Sur la figure 3a, l'application d'un gain est représenté sur chacun des canaux audio codés spatialement, représentés par des amplificateurs 1₀ a à 1₈, ces derniers engendrant une composante égalisée laquelle peut être soumise ou non à un retard par l'intermédiaire d'éléments de retard notés 1₉ à 1₁₂ pour engendrer à partir de chacun des canaux audio codés spatialement une composante égalisée et retardée d'une valeur de retard déterminé dans la sous-bande de fréquence SB_k.On the figure 3a , the application of a gain is represented on each of the spatially coded audio channels, represented by amplifiers 1 _0a to 1 ₈ , the latter generating an equalized component which may or may not be delayed by means of delay elements noted 1 ₉ to 1 ₁₂ for generating from each of the spatially coded audio channels an equalized and delayed component of a determined delay value in the frequency subband SB _k .

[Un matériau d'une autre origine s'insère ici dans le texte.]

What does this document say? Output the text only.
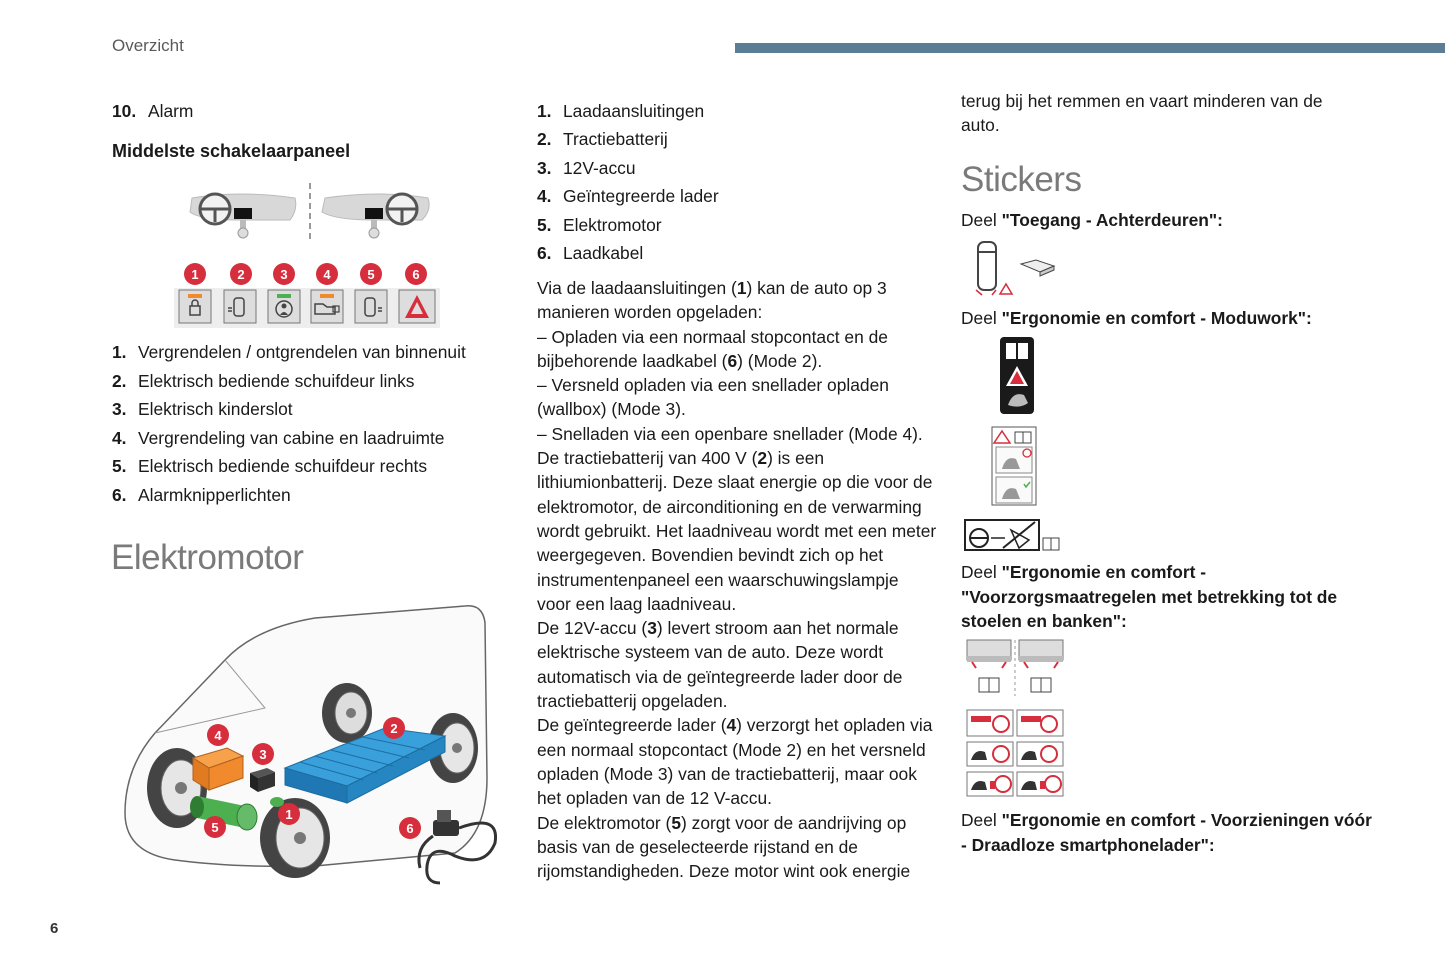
Overzicht
6
10. Alarm
Middelste schakelaarpaneel
1	2	3	4	5	6
1. Vergrendelen / ontgrendelen van binnenuit
2. Elektrisch bediende schuifdeur links
3. Elektrisch kinderslot
4. Vergrendeling van cabine en laadruimte
5. Elektrisch bediende schuifdeur rechts
6. Alarmknipperlichten
Elektromotor
4
3
2
1
5	6
1. Laadaansluitingen
2. Tractiebatterij
3. 12V-accu
4. Geïntegreerde lader
5. Elektromotor
6. Laadkabel

Via de laadaansluitingen (1) kan de auto op 3 manieren worden opgeladen:

– Opladen via een normaal stopcontact en de bijbehorende laadkabel (6) (Mode 2).

– Versneld opladen via een snellader opladen (wallbox) (Mode 3).

– Snelladen via een openbare snellader (Mode 4).

De tractiebatterij van 400 V (2) is een lithiumionbatterij. Deze slaat energie op die voor de elektromotor, de airconditioning en de verwarming wordt gebruikt. Het laadniveau wordt met een meter weergegeven. Bovendien bevindt zich op het instrumentenpaneel een waarschuwingslampje voor een laag laadniveau.

De 12V-accu (3) levert stroom aan het normale elektrische systeem van de auto. Deze wordt automatisch via de geïntegreerde lader door de tractiebatterij opgeladen.

De geïntegreerde lader (4) verzorgt het opladen via een normaal stopcontact (Mode 2) en het versneld opladen (Mode 3) van de tractiebatterij, maar ook het opladen van de 12 V-accu.

De elektromotor (5) zorgt voor de aandrijving op basis van de geselecteerde rijstand en de rijomstandigheden. Deze motor wint ook energie

terug bij het remmen en vaart minderen van de auto.
Stickers
Deel "Toegang - Achterdeuren":
Deel "Ergonomie en comfort - Moduwork":
Deel "Ergonomie en comfort - "Voorzorgsmaatregelen met betrekking tot de stoelen en banken":
Deel "Ergonomie en comfort - Voorzieningen vóór - Draadloze smartphonelader":
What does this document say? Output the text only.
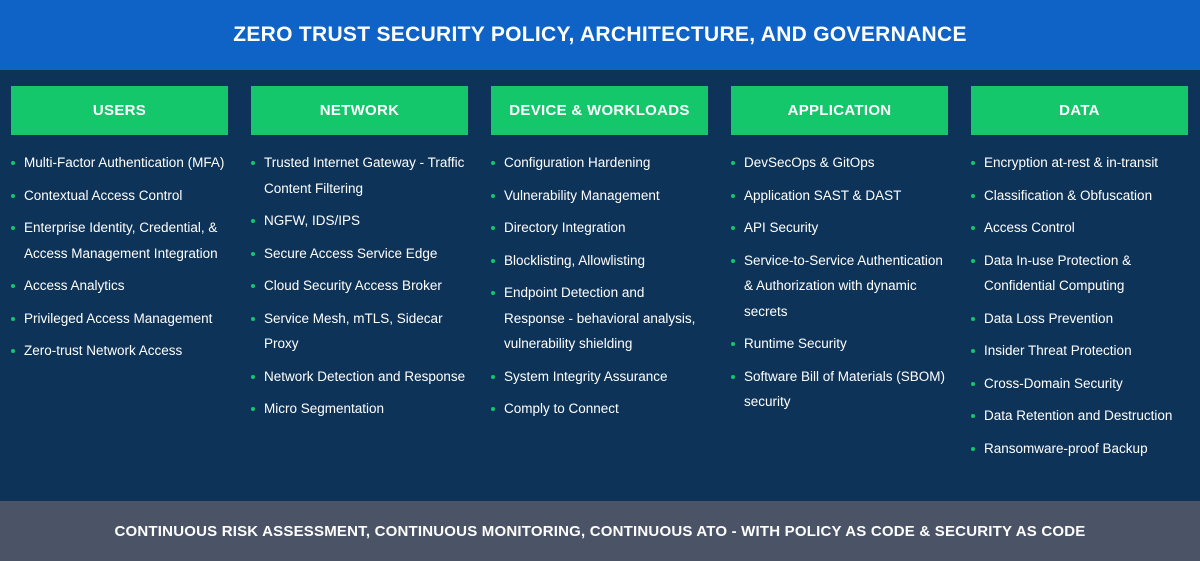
ZERO TRUST SECURITY POLICY, ARCHITECTURE, AND GOVERNANCE
USERS
Multi-Factor Authentication (MFA)
Contextual Access Control
Enterprise Identity, Credential, & Access Management Integration
Access Analytics
Privileged Access Management
Zero-trust Network Access
NETWORK
Trusted Internet Gateway - Traffic Content Filtering
NGFW, IDS/IPS
Secure Access Service Edge
Cloud Security Access Broker
Service Mesh, mTLS, Sidecar Proxy
Network Detection and Response
Micro Segmentation
DEVICE & WORKLOADS
Configuration Hardening
Vulnerability Management
Directory Integration
Blocklisting, Allowlisting
Endpoint Detection and Response - behavioral analysis, vulnerability shielding
System Integrity Assurance
Comply to Connect
APPLICATION
DevSecOps & GitOps
Application SAST & DAST
API Security
Service-to-Service Authentication & Authorization with dynamic secrets
Runtime Security
Software Bill of Materials (SBOM) security
DATA
Encryption at-rest & in-transit
Classification & Obfuscation
Access Control
Data In-use Protection & Confidential Computing
Data Loss Prevention
Insider Threat Protection
Cross-Domain Security
Data Retention and Destruction
Ransomware-proof Backup

CONTINUOUS RISK ASSESSMENT, CONTINUOUS MONITORING, CONTINUOUS ATO - WITH POLICY AS CODE & SECURITY AS CODE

En référence à la figure 3a, les gains des amplificateurs 1₀ à 1₈ ont des valeurs arbitraires A, B, B,A, C, D, E,E, D respectivement. En outre les valeurs de retard appliquées par les modules de retard 1₉ à 1₁₂ ont pour valeurs Df, Bf, Ds, Ds. Sur la figure précitée, la structure des gains et retards introduits est symétrique. Une structure non symétrique peut être mise en oeuvre sans sortir du cadre de l'objet de l'invention.With reference to the figure 3a , the gains of the amplifiers 1 ₀ to 1 ₈ have arbitrary values A, B, B, A, C, D, E, E, D respectively. In addition, the delay values applied by the delay modules ₁₉ to ₁₂ have the values Df, Bf, Ds, Ds. In the aforementioned figure, the structure of the gains and delays introduced is symmetrical. A non-symmetrical structure can be implemented without departing from the scope of the subject of the invention.

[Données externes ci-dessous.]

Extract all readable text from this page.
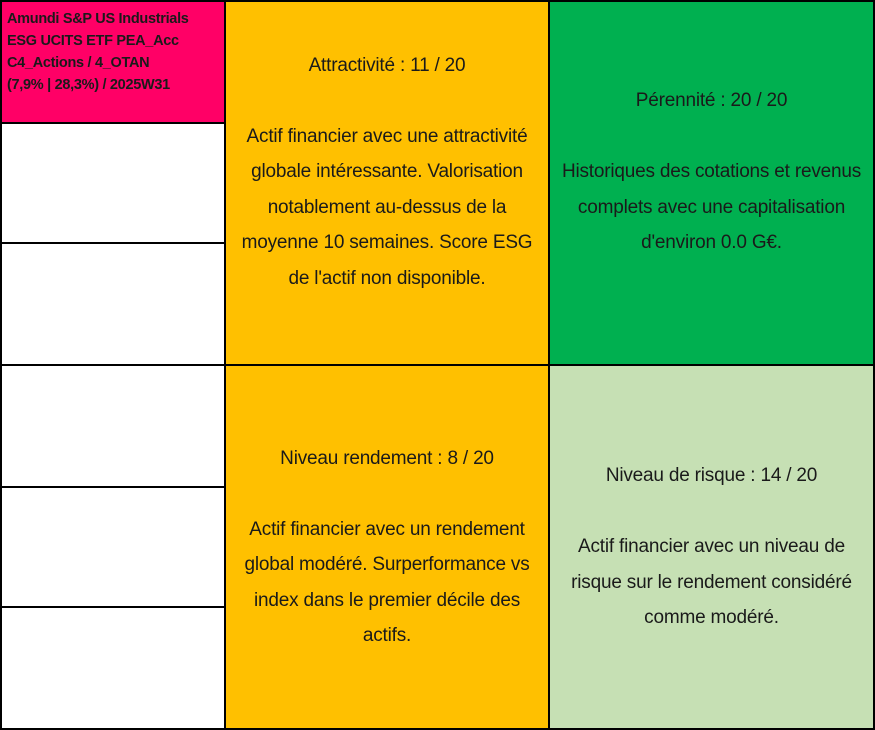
Amundi S&P US Industrials
ESG UCITS ETF PEA_Acc
C4_Actions / 4_OTAN
(7,9% | 28,3%) / 2025W31
Attractivité : 11 / 20
Actif financier avec une attractivité globale intéressante. Valorisation notablement au-dessus de la moyenne 10 semaines. Score ESG de l'actif non disponible.
Pérennité : 20 / 20
Historiques des cotations et revenus complets avec une capitalisation d'environ 0.0 G€.
Niveau rendement : 8 / 20
Actif financier avec un rendement global modéré. Surperformance vs index dans le premier décile des actifs.
Niveau de risque : 14 / 20
Actif financier avec un niveau de risque sur le rendement considéré comme modéré.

Le dispositif objet de l'invention comporte également un module 2 d'addition d'un sous-ensemble de composantes égalisées et retardées pour créer un nombre de signaux filtrés dans le domaine transformé correspondant au nombre N' du deuxième ensemble supérieur ou égal à deux de canaux sonores de restitution dans le domaine temporel.The device according to the invention also comprises a module 2 for adding a subset of equalized and delayed components to create a number of filtered signals in the transformed domain corresponding to the number N 'of the second set greater than or equal to two sound channels of restitution in the time domain.

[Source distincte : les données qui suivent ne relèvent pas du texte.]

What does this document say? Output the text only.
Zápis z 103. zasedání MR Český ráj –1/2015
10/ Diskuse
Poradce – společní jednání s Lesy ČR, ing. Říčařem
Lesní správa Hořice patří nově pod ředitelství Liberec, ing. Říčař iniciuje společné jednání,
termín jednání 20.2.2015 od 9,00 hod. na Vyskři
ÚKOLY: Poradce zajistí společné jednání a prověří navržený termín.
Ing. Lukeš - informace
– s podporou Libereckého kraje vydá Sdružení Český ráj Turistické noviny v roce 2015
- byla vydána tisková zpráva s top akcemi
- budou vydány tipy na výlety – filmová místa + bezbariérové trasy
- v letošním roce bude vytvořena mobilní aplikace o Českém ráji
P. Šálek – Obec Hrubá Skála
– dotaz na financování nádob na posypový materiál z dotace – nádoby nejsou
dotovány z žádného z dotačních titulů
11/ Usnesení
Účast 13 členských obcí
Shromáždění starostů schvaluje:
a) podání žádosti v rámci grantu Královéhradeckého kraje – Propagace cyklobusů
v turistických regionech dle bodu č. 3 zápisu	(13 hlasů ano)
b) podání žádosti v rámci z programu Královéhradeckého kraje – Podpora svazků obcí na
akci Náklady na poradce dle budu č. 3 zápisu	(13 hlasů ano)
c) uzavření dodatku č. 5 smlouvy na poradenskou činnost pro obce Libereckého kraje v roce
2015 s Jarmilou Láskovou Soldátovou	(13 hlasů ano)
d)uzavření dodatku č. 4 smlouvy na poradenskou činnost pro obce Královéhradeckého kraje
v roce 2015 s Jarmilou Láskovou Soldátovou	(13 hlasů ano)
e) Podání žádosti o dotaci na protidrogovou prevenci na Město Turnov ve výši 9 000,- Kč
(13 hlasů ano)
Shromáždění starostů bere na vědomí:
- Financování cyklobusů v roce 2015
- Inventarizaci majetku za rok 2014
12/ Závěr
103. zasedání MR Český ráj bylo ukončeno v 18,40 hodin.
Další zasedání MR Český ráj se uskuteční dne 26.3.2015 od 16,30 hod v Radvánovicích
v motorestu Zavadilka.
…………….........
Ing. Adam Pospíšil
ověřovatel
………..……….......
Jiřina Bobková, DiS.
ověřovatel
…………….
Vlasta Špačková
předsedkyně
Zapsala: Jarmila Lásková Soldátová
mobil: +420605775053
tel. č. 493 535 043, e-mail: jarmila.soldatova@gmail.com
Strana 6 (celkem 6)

Enfin le dispositif objet de l'invention comporte un module 3 de synthèse de chacun des signaux filtrés dans le domaine transformé pour obtenir le deuxième ensemble comprenant un nombre N' supérieur ou égal à deux de signaux sonores de restitution dans le domaine temporel. Le module de synthèse 3 comporte ainsi, dans le mode de réalisation de la figure 3a, un synthétiseur 3₀ et 3₁ lesquels permettent chacun de délivrer un signal sonore de restitution dans le domaine temporel B₁ pou signal binaural gauche, respectivement B_r pour signal binaural droit.Finally, the device which is the subject of the invention comprises a module 3 for synthesizing each of the filtered signals in the transformed domain to obtain the second set comprising a number N 'greater than or equal to two of sound reproduction signals in the time domain. The synthesis module 3 thus comprises, in the embodiment of the figure 3a , A synthesizer 3 ₀ 3 and ₁ which each can deliver a sound signal recovery in the time domain B ₁ louse left binaural signal, respectively B _r for right binaural signal.

Les composantes égalisées et retardées dans le mode de réalisation de la figure 3a sont obtenues de la manière ci-après avec :

A[k] désignant le gain des amplificateurs 1₀, 1₃ pour la sous-bande SB_k de rang k,
B[k] désigne le gain de l'amplificateur 1₁, 1₂ représenté en figure 3a,
C[k] désigne le gain de l'amplificateur 1₄,
D[k] désigne le gain des amplificateurs 1₅ 1_8,
E[K] désigne le gain des amplificateurs 1₆ 1₇.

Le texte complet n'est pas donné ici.